めざすは大阪港。フェリーさんふらわあが大阪港を出るのは19時頃。

しかしネットで情報収集するところによると、17時頃には、一番下の等級フロアに自分の好きな寝床を取っておいた方がよいとのことで、
自分にしちゃ珍しく、さっさと家をでることに成功した。

JRから地下鉄を乗り継ぎ、最終的に、普段なじみのない大阪メトロの中央線、通称「ニュートラム」の「コスモタウン行き」に乗った。

モノレールのように地上から離された橋げたのような道の上に線路が敷かれている。
地下から地上へ出たり、何度かトンネルを潜り抜けたりしていううちに、人の気配のない寂れた未来都市みたいな場所に出た。

私はこの線と、周りの環境が超苦手だ。
孤独な夢の中みたいにとにかく人がいなくて、
大きな都市計画のもと、一括して全てを設計して作ったんだろうな、という感じの街並みと、建築物群がやたらと恐怖心を掻き立ててくる。

人の営み起点で、自然発生的にできていった都市に対して、
誰かが上の立場から都市計画起点でつくった都市。

人間味がない都市は、ほんとにディストピア感満載で、目も鼻も口も無い顔面みたい。

何もかもが無機質な素材で出来たこのディストピアへの苦手な気持ちにさらに拍車をかけてくるのは、「単発バイト」の思い出である。

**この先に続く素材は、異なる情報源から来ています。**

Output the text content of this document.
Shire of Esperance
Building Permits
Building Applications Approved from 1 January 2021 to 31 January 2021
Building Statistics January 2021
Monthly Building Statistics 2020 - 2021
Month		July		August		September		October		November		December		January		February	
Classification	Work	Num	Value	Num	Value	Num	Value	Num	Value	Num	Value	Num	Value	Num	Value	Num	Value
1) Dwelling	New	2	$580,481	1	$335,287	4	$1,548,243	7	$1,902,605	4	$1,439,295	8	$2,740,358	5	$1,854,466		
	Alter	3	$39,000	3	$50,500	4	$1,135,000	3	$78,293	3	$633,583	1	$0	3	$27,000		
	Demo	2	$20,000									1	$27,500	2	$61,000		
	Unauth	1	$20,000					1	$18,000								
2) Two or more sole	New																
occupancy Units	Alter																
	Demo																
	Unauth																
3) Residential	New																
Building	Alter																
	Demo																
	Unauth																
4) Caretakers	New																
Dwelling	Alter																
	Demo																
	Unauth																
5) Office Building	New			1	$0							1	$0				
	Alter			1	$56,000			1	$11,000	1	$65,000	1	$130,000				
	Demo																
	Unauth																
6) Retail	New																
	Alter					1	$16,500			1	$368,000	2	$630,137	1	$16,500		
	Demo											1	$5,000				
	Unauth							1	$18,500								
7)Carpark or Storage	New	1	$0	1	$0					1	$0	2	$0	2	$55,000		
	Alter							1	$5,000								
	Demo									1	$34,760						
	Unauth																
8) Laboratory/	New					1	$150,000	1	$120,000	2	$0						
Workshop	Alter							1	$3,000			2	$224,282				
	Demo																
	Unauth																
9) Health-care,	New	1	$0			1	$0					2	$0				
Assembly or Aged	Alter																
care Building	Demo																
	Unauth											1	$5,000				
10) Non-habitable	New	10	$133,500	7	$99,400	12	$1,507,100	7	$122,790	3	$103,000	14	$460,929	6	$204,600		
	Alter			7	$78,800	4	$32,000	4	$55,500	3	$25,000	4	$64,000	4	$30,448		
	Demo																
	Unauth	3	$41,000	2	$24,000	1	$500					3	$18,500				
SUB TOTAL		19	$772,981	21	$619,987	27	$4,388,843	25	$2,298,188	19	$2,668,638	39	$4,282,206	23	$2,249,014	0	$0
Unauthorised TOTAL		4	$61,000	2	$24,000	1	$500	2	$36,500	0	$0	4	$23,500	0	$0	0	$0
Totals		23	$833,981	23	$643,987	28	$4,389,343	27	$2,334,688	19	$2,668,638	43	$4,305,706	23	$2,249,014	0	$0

大学に入学してから夏頃まで、私は特定の長期バイトに就かず、単発バイトを転々としていた。

お弁当を淡々と詰めていく作業から、
居酒屋で一日ヘルプをする、
A〇Bの握手会スタッフ、
料亭のキッチン、
着ぐるみを着て四時間踊り倒す、とか

いろいろやってみた上で長期バイトを選ぶ際の判断材料を探していた。

その中で何度か「工場バイト」にも何度か行った。

これがとにかくつらい。
8時間という時間がなかなか経たない。
ベルトコンベアにチョコレートをひたすら並べる作業、
歯磨き粉のパッケージを組み立てる作業、
重たい段ボールを運び続ける「ピッキング作業(単発バイト情報でよく見る単語、ここテストに出るからな)」

そして、そこで当たり前のように働いている人たちを見る。
その人たちを卑下したい気持ちは全くない。
全くないけど、こんな仕事を選ばざるを得ない状況があるのか、とよく想像しては暗い気持ちになった。

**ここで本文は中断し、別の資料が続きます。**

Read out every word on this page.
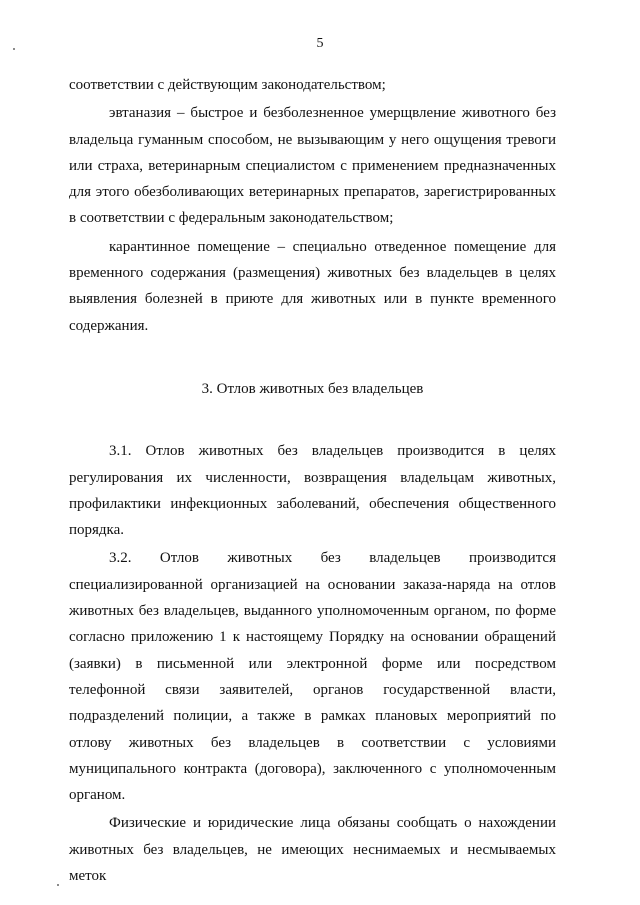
5

соответствии с действующим законодательством;

эвтаназия – быстрое и безболезненное умерщвление животного без владельца гуманным способом, не вызывающим у него ощущения тревоги или страха, ветеринарным специалистом с применением предназначенных для этого обезболивающих ветеринарных препаратов, зарегистрированных в соответствии с федеральным законодательством;

карантинное помещение – специально отведенное помещение для временного содержания (размещения) животных без владельцев в целях выявления болезней в приюте для животных или в пункте временного содержания.

3. Отлов животных без владельцев

3.1. Отлов животных без владельцев производится в целях регулирования их численности, возвращения владельцам животных, профилактики инфекционных заболеваний, обеспечения общественного порядка.

3.2. Отлов животных без владельцев производится специализированной организацией на основании заказа-наряда на отлов животных без владельцев, выданного уполномоченным органом, по форме согласно приложению 1 к настоящему Порядку на основании обращений (заявки) в письменной или электронной форме или посредством телефонной связи заявителей, органов государственной власти, подразделений полиции, а также в рамках плановых мероприятий по отлову животных без владельцев в соответствии с условиями муниципального контракта (договора), заключенного с уполномоченным органом.

Физические и юридические лица обязаны сообщать о нахождении животных без владельцев, не имеющих неснимаемых и несмываемых меток
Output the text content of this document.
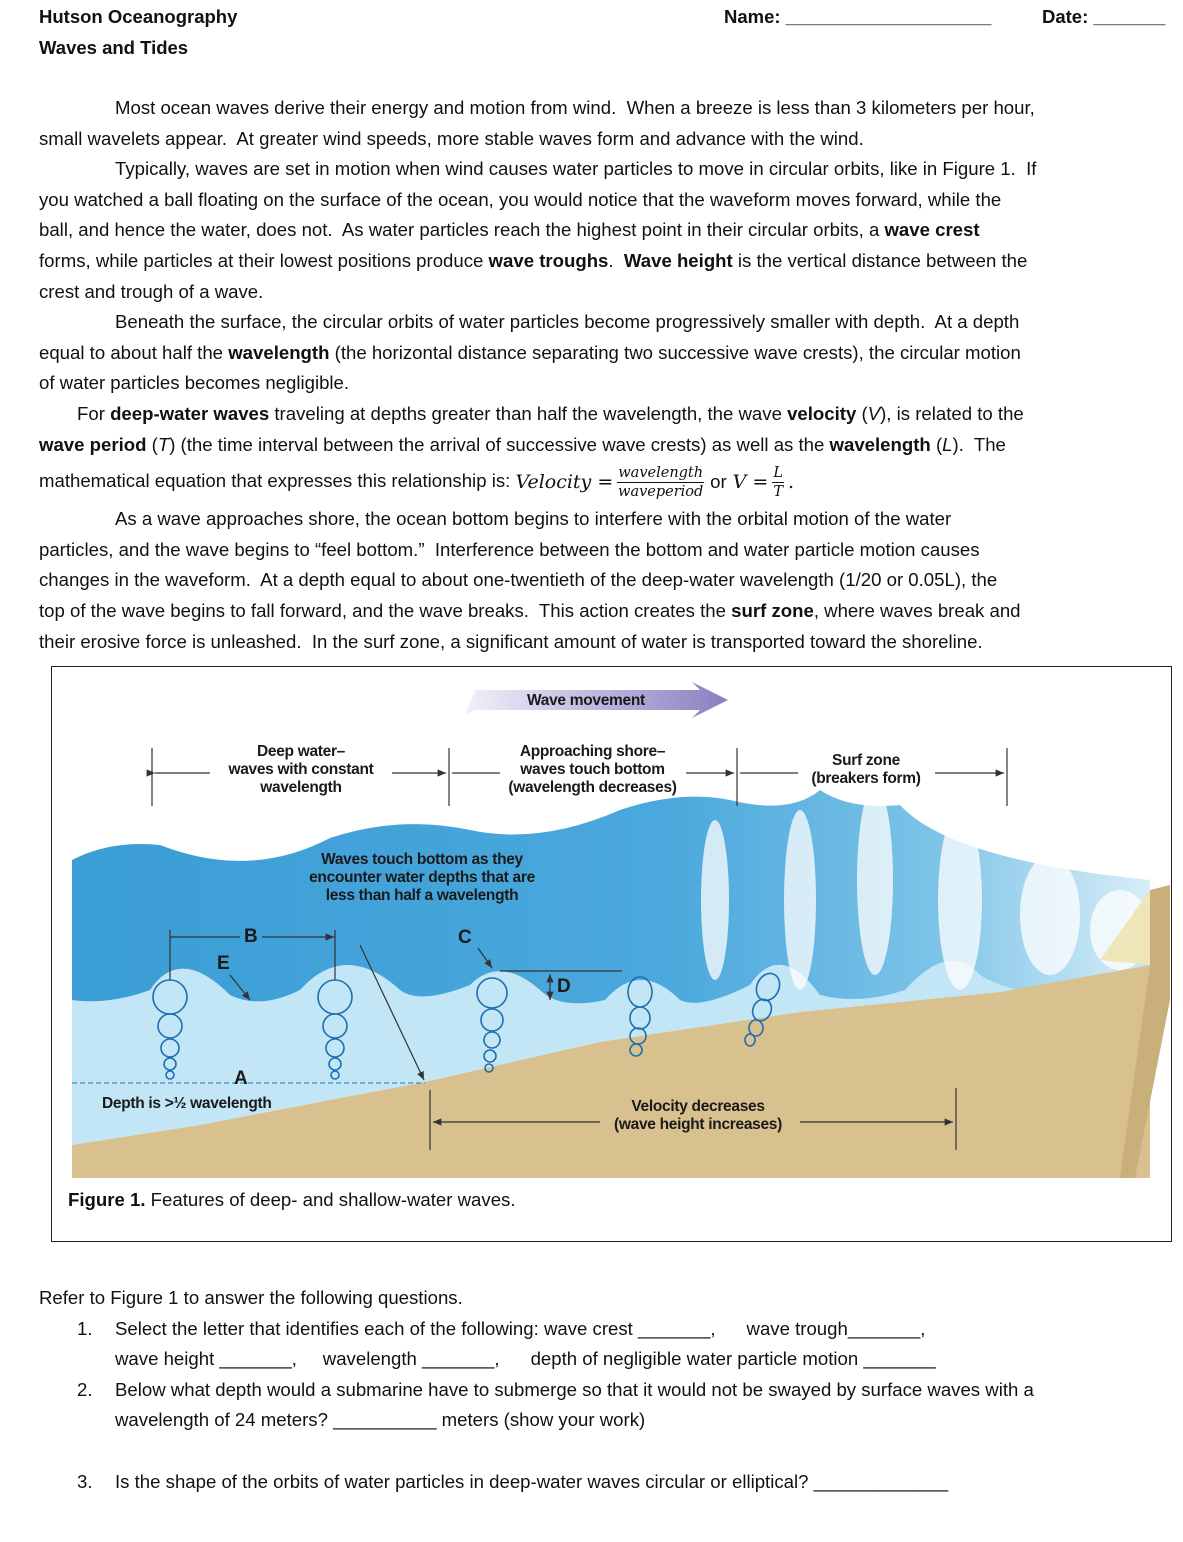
Hutson Oceanography
Waves and Tides
Name: ____________________	Date: _______
Most ocean waves derive their energy and motion from wind.  When a breeze is less than 3 kilometers per hour,
small wavelets appear.  At greater wind speeds, more stable waves form and advance with the wind.
Typically, waves are set in motion when wind causes water particles to move in circular orbits, like in Figure 1.  If
you watched a ball floating on the surface of the ocean, you would notice that the waveform moves forward, while the
ball, and hence the water, does not.  As water particles reach the highest point in their circular orbits, a wave crest
forms, while particles at their lowest positions produce wave troughs.  Wave height is the vertical distance between the
crest and trough of a wave.
Beneath the surface, the circular orbits of water particles become progressively smaller with depth.  At a depth
equal to about half the wavelength (the horizontal distance separating two successive wave crests), the circular motion
of water particles becomes negligible.
For deep-water waves traveling at depths greater than half the wavelength, the wave velocity (V), is related to the
wave period (T) (the time interval between the arrival of successive wave crests) as well as the wavelength (L).  The
mathematical equation that expresses this relationship is: Velocity = $\frac{\text{wavelength}}{\text{waveperiod}}$ or $V = \frac{L}{T}$ .
As a wave approaches shore, the ocean bottom begins to interfere with the orbital motion of the water
particles, and the wave begins to “feel bottom.”  Interference between the bottom and water particle motion causes
changes in the waveform.  At a depth equal to about one-twentieth of the deep-water wavelength (1/20 or 0.05L), the
top of the wave begins to fall forward, and the wave breaks.  This action creates the surf zone, where waves break and
their erosive force is unleashed.  In the surf zone, a significant amount of water is transported toward the shoreline.
Wave movement
Deep water–
waves with constant
wavelength
Approaching shore–
waves touch bottom
(wavelength decreases)
Surf zone
(breakers form)
Waves touch bottom as they
encounter water depths that are
less than half a wavelength
Depth is >½ wavelength	Velocity decreases
(wave height increases)
A
B	C
D
E
Figure 1. Features of deep- and shallow-water waves.
Refer to Figure 1 to answer the following questions.
1. Select the letter that identifies each of the following: wave crest _______,      wave trough_______,
wave height _______,     wavelength _______,      depth of negligible water particle motion _______
2. Below what depth would a submarine have to submerge so that it would not be swayed by surface waves with a
wavelength of 24 meters? __________ meters (show your work)
3. Is the shape of the orbits of water particles in deep-water waves circular or elliptical? _____________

私は果たして、自分の適性にあった仕事を見つけることができるんだろうか。
もしかしたら、毎日こうしてニュートラムに乗って出勤をしている未来がまっていたりするんだろうか。
未来、未来、未来、、、

妙にカラフルな電車内は、乗客は私と、私の前方にふくよかな女の人がひとり。

がらんとした車内でそんなことを考えながら南港に到着した。

乗客はまだまだ到着しておらず、フェリーの席予約では余裕で好きな場所をとることに成功した。

その後は、大きなダイソーで駄菓子を買って、港で夕方の潮風をスンスン嗅ぎながら、2時間ほどフェリーを待った。